Sailing was pretty much a family activity. Enjoyable? Yes, when we went on vacation for ten days or so every summer up at Grand Lake and Shadow Mountain Lake, northwest of Denver. We car-topped the Penguin and towed the Swordfish. Maybe after my brother's death in '55 we mostly stopped going. I did tow the Swordfish up to Grandby Reservoir once by myself, which is next to Shadow Mountain Lake. But that wasn't too much fun. That was the last time I sailed in Colorado. Actually, playing baseball became my preferred summertime activity once I had my own car.
I sold the Swordfish in 1961 just before coming to California. Because I wouldn't have time for it with my studies and everything! Right?
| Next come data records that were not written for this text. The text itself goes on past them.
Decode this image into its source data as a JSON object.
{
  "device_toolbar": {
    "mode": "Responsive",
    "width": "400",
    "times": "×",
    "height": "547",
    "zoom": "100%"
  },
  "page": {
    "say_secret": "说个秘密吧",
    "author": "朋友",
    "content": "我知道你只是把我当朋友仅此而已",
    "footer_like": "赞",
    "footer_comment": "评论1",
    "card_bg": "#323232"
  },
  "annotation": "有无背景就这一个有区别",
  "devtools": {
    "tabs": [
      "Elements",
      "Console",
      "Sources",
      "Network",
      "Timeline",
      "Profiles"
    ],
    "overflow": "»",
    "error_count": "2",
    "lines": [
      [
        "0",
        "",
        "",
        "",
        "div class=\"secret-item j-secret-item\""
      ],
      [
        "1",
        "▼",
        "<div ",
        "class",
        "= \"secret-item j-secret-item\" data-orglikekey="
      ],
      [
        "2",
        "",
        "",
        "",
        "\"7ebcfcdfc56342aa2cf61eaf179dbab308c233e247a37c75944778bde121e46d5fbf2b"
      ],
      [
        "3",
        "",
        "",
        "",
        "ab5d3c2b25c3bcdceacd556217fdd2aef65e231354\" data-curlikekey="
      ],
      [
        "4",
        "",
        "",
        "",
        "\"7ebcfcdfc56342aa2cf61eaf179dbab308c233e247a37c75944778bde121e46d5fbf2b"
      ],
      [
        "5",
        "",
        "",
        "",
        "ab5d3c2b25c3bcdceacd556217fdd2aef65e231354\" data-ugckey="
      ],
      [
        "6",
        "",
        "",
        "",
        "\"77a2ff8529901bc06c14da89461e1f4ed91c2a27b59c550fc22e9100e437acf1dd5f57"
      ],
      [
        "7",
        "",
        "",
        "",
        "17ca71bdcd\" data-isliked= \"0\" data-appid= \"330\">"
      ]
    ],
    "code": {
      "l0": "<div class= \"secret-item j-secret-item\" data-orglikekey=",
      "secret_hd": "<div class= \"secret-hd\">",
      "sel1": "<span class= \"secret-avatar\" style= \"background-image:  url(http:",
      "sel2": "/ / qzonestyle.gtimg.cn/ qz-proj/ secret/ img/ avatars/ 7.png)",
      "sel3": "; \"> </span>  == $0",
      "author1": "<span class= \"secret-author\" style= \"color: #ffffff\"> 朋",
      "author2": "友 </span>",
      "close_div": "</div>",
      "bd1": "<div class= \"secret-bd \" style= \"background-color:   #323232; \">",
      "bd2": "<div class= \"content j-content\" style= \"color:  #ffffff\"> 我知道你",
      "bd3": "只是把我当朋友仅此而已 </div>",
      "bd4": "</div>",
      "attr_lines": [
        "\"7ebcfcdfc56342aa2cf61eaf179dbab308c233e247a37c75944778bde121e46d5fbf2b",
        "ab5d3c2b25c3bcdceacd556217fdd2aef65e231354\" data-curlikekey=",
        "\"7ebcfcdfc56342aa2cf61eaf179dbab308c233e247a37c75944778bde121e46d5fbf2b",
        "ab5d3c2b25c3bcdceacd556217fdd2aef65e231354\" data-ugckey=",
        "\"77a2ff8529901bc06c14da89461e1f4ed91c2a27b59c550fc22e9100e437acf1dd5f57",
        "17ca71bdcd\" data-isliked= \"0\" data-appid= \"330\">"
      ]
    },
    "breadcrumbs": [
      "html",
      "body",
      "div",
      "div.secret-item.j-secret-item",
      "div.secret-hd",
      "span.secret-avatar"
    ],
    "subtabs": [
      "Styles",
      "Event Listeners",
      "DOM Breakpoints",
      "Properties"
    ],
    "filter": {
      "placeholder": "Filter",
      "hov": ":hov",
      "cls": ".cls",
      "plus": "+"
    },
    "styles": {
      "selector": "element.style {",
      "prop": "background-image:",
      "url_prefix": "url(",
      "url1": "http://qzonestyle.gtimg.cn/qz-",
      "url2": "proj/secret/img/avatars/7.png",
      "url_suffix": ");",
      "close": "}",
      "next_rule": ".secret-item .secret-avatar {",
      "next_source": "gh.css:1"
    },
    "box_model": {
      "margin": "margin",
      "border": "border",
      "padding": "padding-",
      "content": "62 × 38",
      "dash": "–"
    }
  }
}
That would have been it for me as far as sailing is concerned except for one August day back in 1953, as near as I can place it. We were on our regular family vacation with the two boats. On a whim (I guess), Dad entered me in a race sponsored by the Grand Lake Yacht Club. At that time GLYC called itself the 'world's highest yacht club'. Small center boarders such as Snipes, Comets, Lightnings, Thistles, and Scows race under its burgee. Dad entered our Penguin in the smallest category, maybe 12ft and under.
The only other boat was a 11 1/2 foot Moth which in those days, looked just like the shortest varnished mahogany Scow you could imagine. I was to sail against another kid who was two years older than me. I have no idea how long a course it was except it basically was to circumnavigate the lake. We were the last class to start. I was all set. At the last moment prior to shove off, Dad jumped into the boat with me. He saw signs of a approaching rain squall and thought I might need some ballast.
The first leg of four was uneventful. The wind steadily built, and with it the chop, and then came the rain. The Moth was always within reach. It capsized a couple of times and we gained a little. But we were fully occupied, too. We took turns sailing and bailing and felt good about not losing more way to our adversary. We were speculating as to which of us were more miserable in terms of being cold and wet: us or the kid a few boat lengths in front of us. Suddenly, he was gone: he had had one capsize too many and abandoned the race. Tucked tail and ran, he did. We sailed on a nominal amount of time into increasingly deep sheets of rain before calling it a day ourselves. Later, in the evening, we had dinner in the kid's home overlooking Grand Lake.
That day's competition represented the penultimate experience I had as a kid learning to sail in Colorado. It would remain as a seed, germinating, but still dormant in my soul for a decade and a half. Then I met a young, toned and tanned girl who reawakened the embryo and hatched it.